4. The method of claim 1, wherein said generating a first image pyramid and said generating a second image pyramid comprises generating a first Laplacian pyramid of the first image and generating a second Laplacian pyramid of the second image.

5. The method of claim 2, wherein said determining a motion field and said determining a residual motion field comprises applying a Horn and Schunck motion estimation algorithm.

6. The method of claim 1, further comprising:

(4)(d) if the second residual motion field is less than the threshold, generating an intermediate image between the first and the second image from the motion field.

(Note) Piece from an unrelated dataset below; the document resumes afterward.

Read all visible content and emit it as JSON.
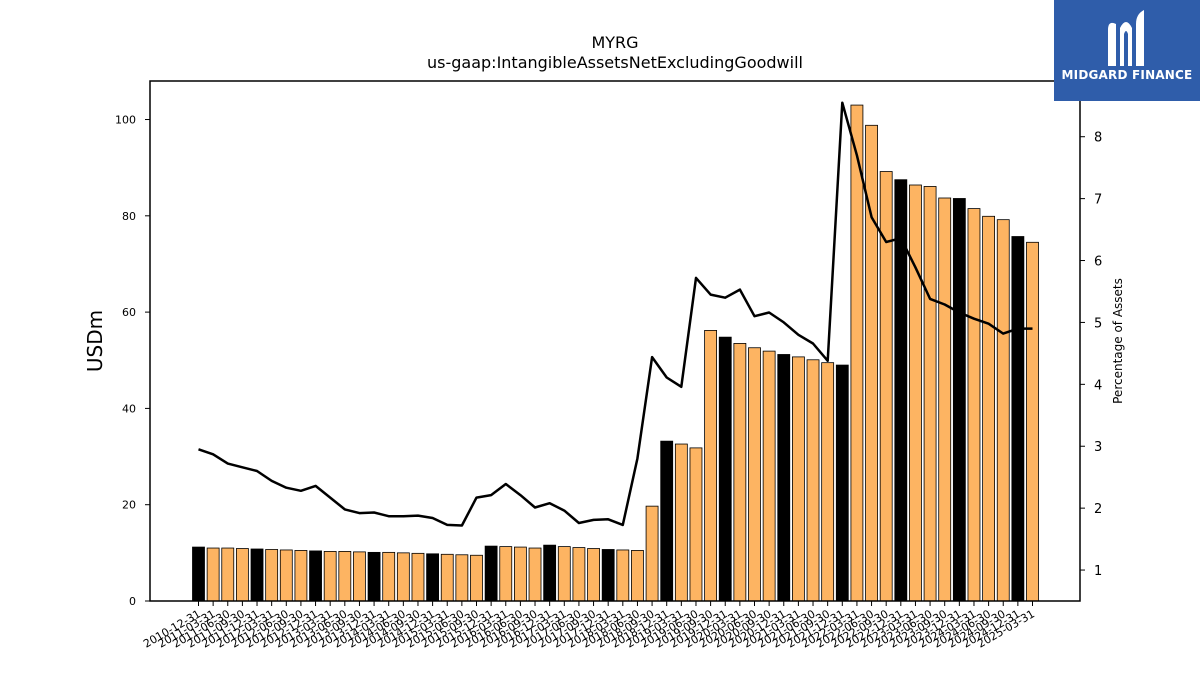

7. The method of claim 6, wherein said generating an intermediate image comprises:

determining a pair of corresponding points in the first and the second image from a motion vector in the motion field;

determining a value of a corresponding point in the intermediate image from the values of the pair of corresponding points;

determining a position of the corresponding point in the intermediate image from the motion vector; and

repeating said determining a pair of corresponding points, said determining a value of a corresponding point, and said determining a position of the corresponding point for remainder of motion vectors in the motion field.

8. A method, comprising:

(1) generating a first image pyramid of a first image;

(2) generating a second image pyramid of a second image;

(3) determining a motion field from a first level image of the first image pyramid and a corresponding first level image of the second image pyramid.

(4) warping the first level image of the first image pyramid with the motion field;

(5) determining a first residual motion field from the warped first level image of the first image pyramid and the corresponding first level image of the second image pyramid;

(6) if the first residual motion field is not less than a threshold, adding the residual motion field to the motion field and repeating steps (4) and (5);

(7) if the first residual motion field is less than a threshold: (a) warping a second level image of the first image pyramid with the motion field; (b) determining a second residual motion field from the warped second level image of the first image pyramid and a corresponding second level image of the second image pyramid; and (c) if the second residual motion field is not less than a threshold, adding the second residual motion to the motion field and repeating steps (7)(a) and (7)(b).